Fidgeting is the act of moving about restlessly in a way that is not (socially recognized as) essential to ongoing tasks or events. Fidgeting may involve playing with one's fingers, hair, or personal objects (e.g. glasses, pens or items of clothing). Fidgeting is commonly used as a label for unexplained or subconscious activities and postural movements that people perform while seated. A common act of fidgeting is to bounce one's leg repeatedly. Rings are another common focus of fidgeting; variations include ring spinning, twirling or rolling along a table. Classrooms are sites of fidgeting, and traditionally teachers and students have viewed fidgeting as a sign of diminished attention, which is summarized by the statement, “Concentration of consciousness, and concentration of movements; diffusion of ideas and diffusion of movements go together.”
Causes and effects
When interested in a task, a seated person will suppress their fidgeting, a process described as Non-Instrumental Movement Inhibition (NIMI). Some education researchers consider fidgeting, along with noise-making, as clear signs of inattention or low lecture quality, although educators point out that active engagement can take place without constantly directing attention to the instructor (i.e. engagement and attention are related but not equivalent ). Fidgeting is often a subconscious act and is increased during spontaneous mind-wandering. Some researchers have proposed that fidgeting is not only an indicator of diminishing attention, but is also a subconscious attempt to increase arousal in order to improve attention. While inattention is strongly associated with poor learning and poor information recall, research by Dr. Karen Pine and colleagues found that children that are allowed to fidget with their hands performed better in memory and learning tests. A 2014 study also found that children with ADHD performed better on some cognitive tasks when they are engaged in "more intense [spontaneous] physical activity", although no such correlation was seen in children without ADHD.
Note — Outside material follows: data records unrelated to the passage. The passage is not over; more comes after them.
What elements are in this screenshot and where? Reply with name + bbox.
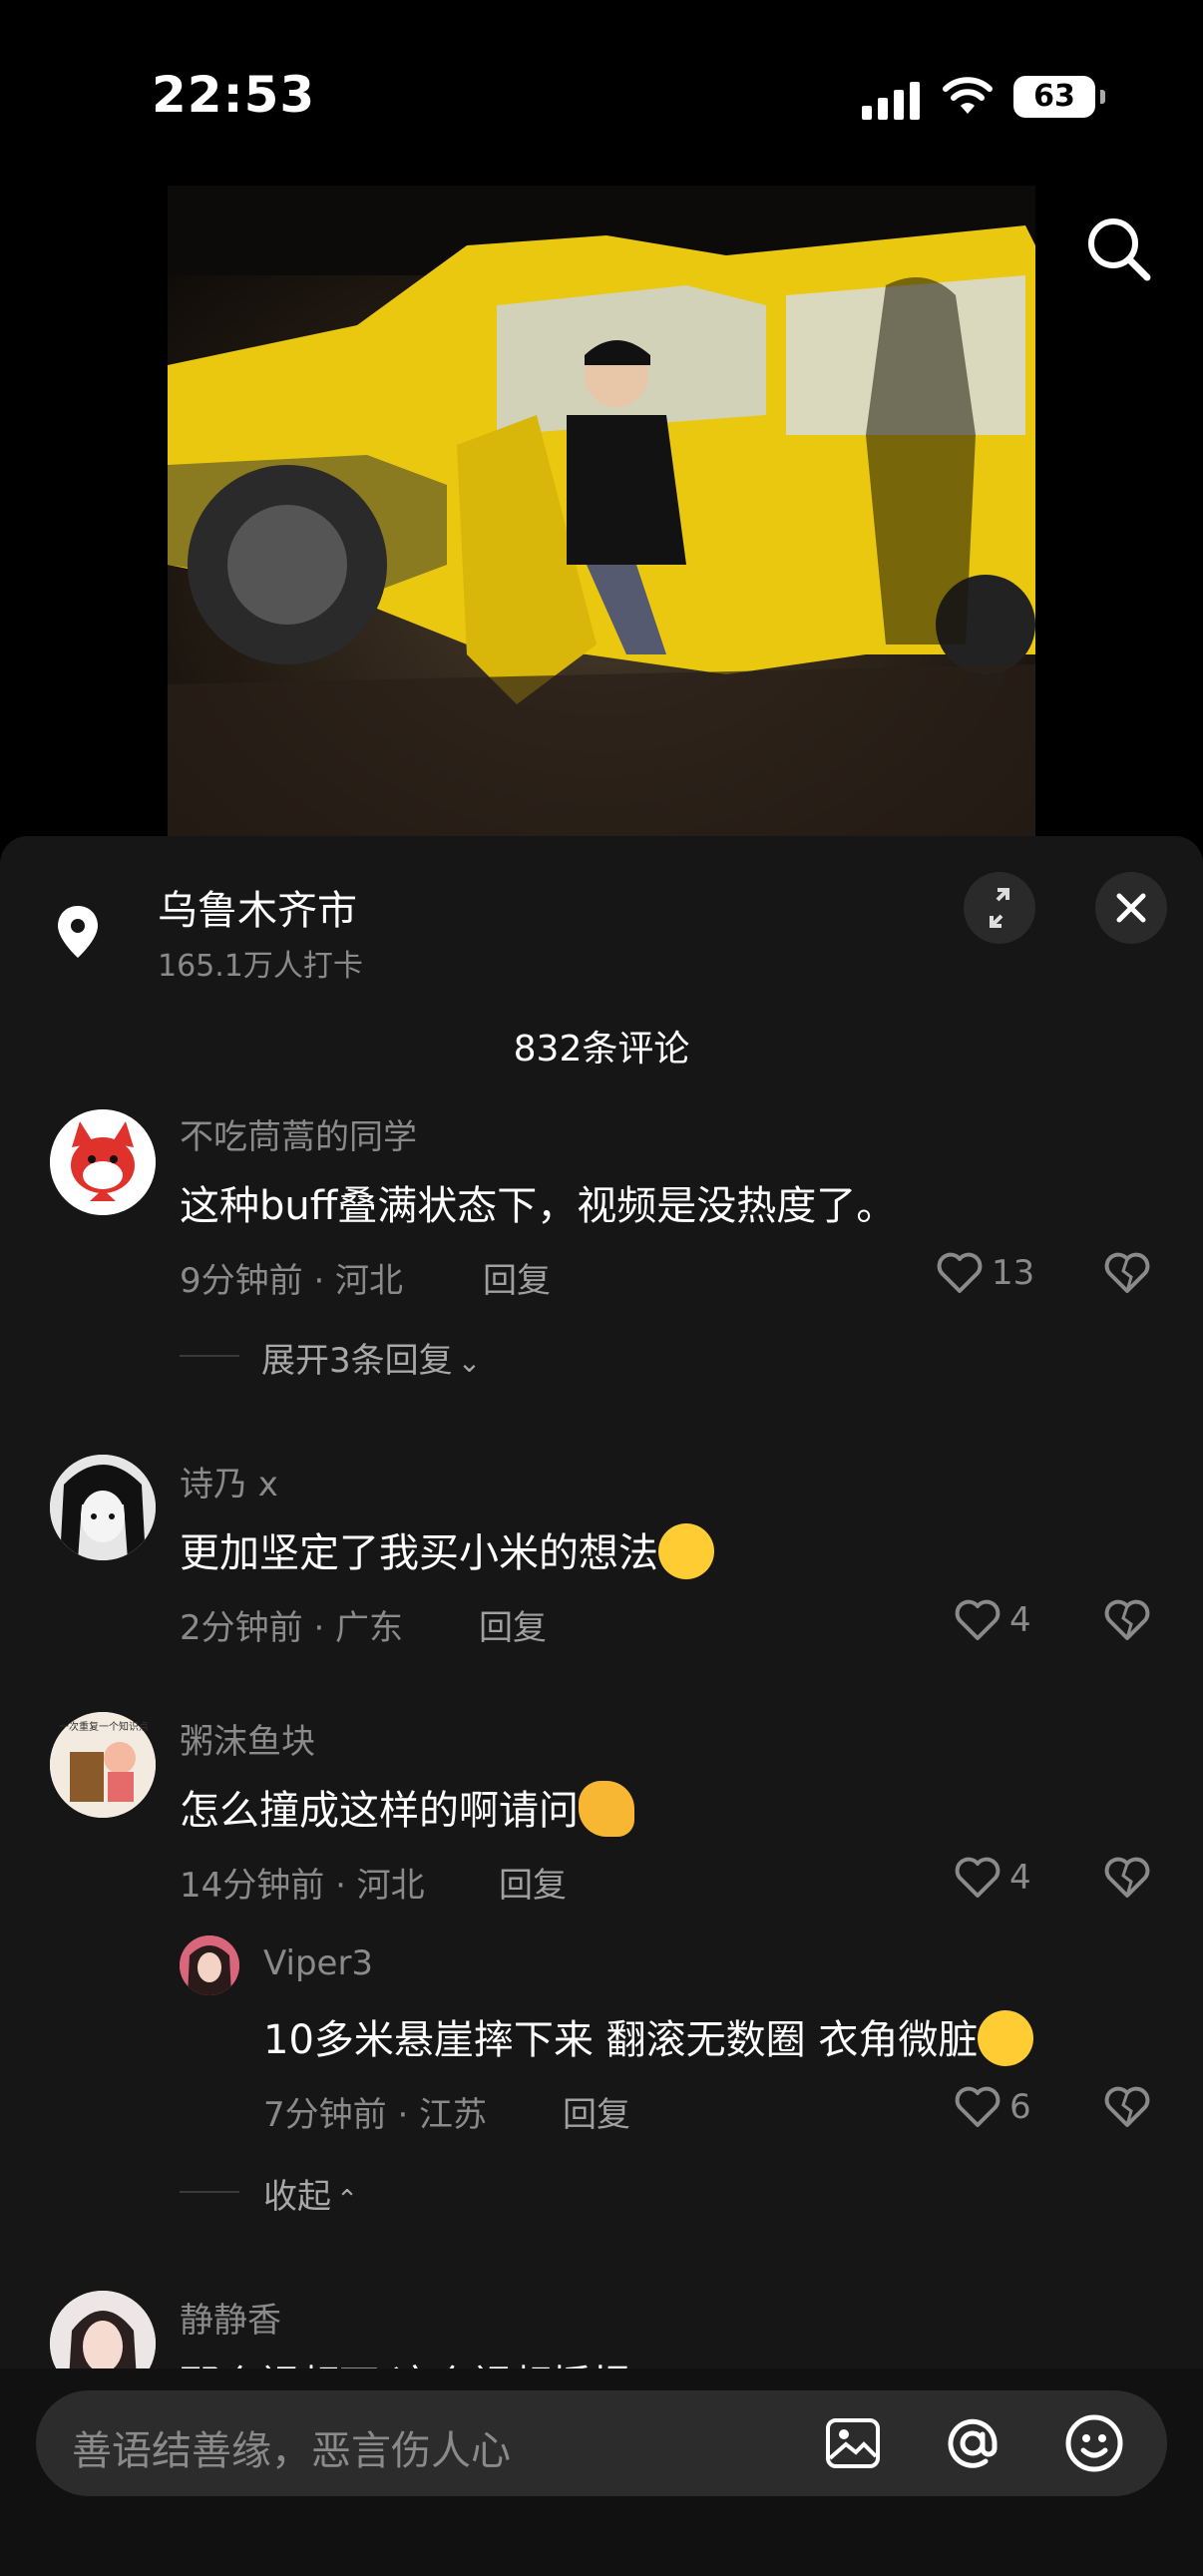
avatar[interactable] [180, 1935, 239, 1995]
mention-at-icon[interactable] [942, 2412, 1003, 2474]
close-icon [1116, 893, 1146, 923]
avatar-caption: 一次重复一个知识点 [59, 1722, 149, 1733]
thinking-person-emoji [579, 1781, 634, 1837]
avatar[interactable] [50, 1455, 156, 1560]
location-pin-icon [58, 906, 98, 958]
chevron-up-icon: ⌃ [336, 2185, 358, 2215]
fox-avatar-icon [50, 1109, 156, 1215]
thread-line [180, 2191, 239, 2193]
comment-username[interactable]: 静静香 [180, 2293, 281, 2342]
location-title[interactable]: 乌鲁木齐市 [158, 878, 357, 936]
comment-meta: 2分钟前 · 广东 [180, 1608, 404, 1648]
comment-username[interactable]: 诗乃 x [180, 1457, 278, 1505]
comment-meta: 14分钟前 · 河北 [180, 1866, 425, 1906]
heart-icon[interactable] [954, 1598, 1002, 1642]
expand-button[interactable] [964, 872, 1035, 944]
post-photo[interactable] [168, 186, 1035, 836]
avatar[interactable] [50, 1109, 156, 1215]
reply-button[interactable]: 回复 [563, 2087, 630, 2136]
comment-input-placeholder: 善语结善缘，恶言伤人心 [72, 2428, 511, 2474]
grinning-face-emoji [978, 2010, 1034, 2066]
search-icon[interactable] [1083, 214, 1155, 285]
reply-text-content: 10多米悬崖摔下来 翻滚无数圈 衣角微脏 [263, 2017, 979, 2063]
like-count: 6 [1009, 2087, 1031, 2127]
expand-replies-label: 展开3条回复 [261, 1341, 453, 1381]
reply-button[interactable]: 回复 [479, 1600, 547, 1649]
comment-meta: 9分钟前 · 河北 [180, 1261, 404, 1301]
comment-username[interactable]: 粥沫鱼块 [180, 1714, 315, 1763]
expand-icon [990, 888, 1009, 928]
girl-avatar-icon [180, 1935, 239, 1995]
emoji-icon[interactable] [1063, 2412, 1125, 2474]
reply-button[interactable]: 回复 [483, 1253, 551, 1302]
comment-text-content: 怎么撞成这样的啊请问 [180, 1788, 579, 1834]
anime-girl-avatar-icon [50, 1455, 156, 1560]
cellular-signal-icon [862, 82, 922, 120]
reply-button[interactable]: 回复 [499, 1858, 567, 1907]
heart-icon[interactable] [954, 2085, 1002, 2129]
comment-text: 怎么撞成这样的啊请问 [180, 1778, 634, 1841]
close-button[interactable] [1095, 872, 1167, 944]
reply-meta: 7分钟前 · 江苏 [263, 2095, 488, 2135]
heart-icon[interactable] [936, 1251, 984, 1295]
location-checkins: 165.1万人打卡 [158, 949, 363, 984]
broken-heart-icon[interactable] [1103, 1856, 1151, 1900]
like-count: 4 [1009, 1858, 1031, 1898]
comment-text-content: 更加坚定了我买小米的想法 [180, 1530, 658, 1576]
crying-face-emoji [658, 1523, 714, 1579]
crashed-car-photo [168, 186, 1035, 836]
comment-text: 那个视频下 这个视频播报 [180, 2353, 631, 2368]
thread-line [180, 1355, 239, 1357]
comment-count: 832条评论 [513, 1029, 690, 1070]
battery-indicator: 63 [1013, 76, 1105, 118]
expand-replies-button[interactable]: 展开3条回复 ⌄ [261, 1333, 481, 1382]
reply-text: 10多米悬崖摔下来 翻滚无数圈 衣角微脏 [263, 2007, 1034, 2070]
heart-icon[interactable] [954, 1856, 1002, 1900]
chevron-down-icon: ⌄ [457, 1346, 482, 1379]
image-icon[interactable] [824, 2414, 882, 2472]
collapse-label: 收起 [263, 2177, 331, 2217]
broken-heart-icon[interactable] [1103, 2085, 1151, 2129]
broken-heart-icon[interactable] [1103, 1598, 1151, 1642]
status-time: 22:53 [152, 66, 316, 124]
comment-text: 更加坚定了我买小米的想法 [180, 1520, 714, 1583]
like-count: 4 [1009, 1600, 1031, 1640]
like-count: 13 [992, 1253, 1035, 1293]
comment-username[interactable]: 不吃茼蒿的同学 [180, 1109, 417, 1158]
collapse-replies-button[interactable]: 收起 ⌃ [263, 2169, 358, 2218]
reply-username[interactable]: Viper3 [263, 1943, 373, 1983]
wifi-icon [943, 77, 993, 114]
broken-heart-icon[interactable] [1103, 1251, 1151, 1295]
comment-text: 这种buff叠满状态下，视频是没热度了。 [180, 1183, 897, 1229]
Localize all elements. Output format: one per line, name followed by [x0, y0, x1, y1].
Fidgeting is considered a nervous habit, though it does have some underlying benefits. People who fidget regularly tend to weigh less than people who do not fidget because they burn more calories than those who remain still, which is called Non-Exercise Activity Thermogenesis (NEAT). It has been reported that fidgeting burns about 350 extra calories per day, which could add up to about 10 to 30 pounds a year.
Fidgeting may be a result of genetics and some are born with a propensity to be fidgety. Fidgeting can also be a medical sign, as seen in hyperthyroidism. Hyperthyroid patients may be restless, become agitated easily, display fine tremors, and have trouble concentrating.
There are several devices that aim to aid fidgeting, including fidget cubes, fidget spinners, fidget sticks (kururin), and fidget pens. These "fidget toys" are typically intended to help students with autism or ADHD focus better, and come with a variety of buttons and switches that the user can play with.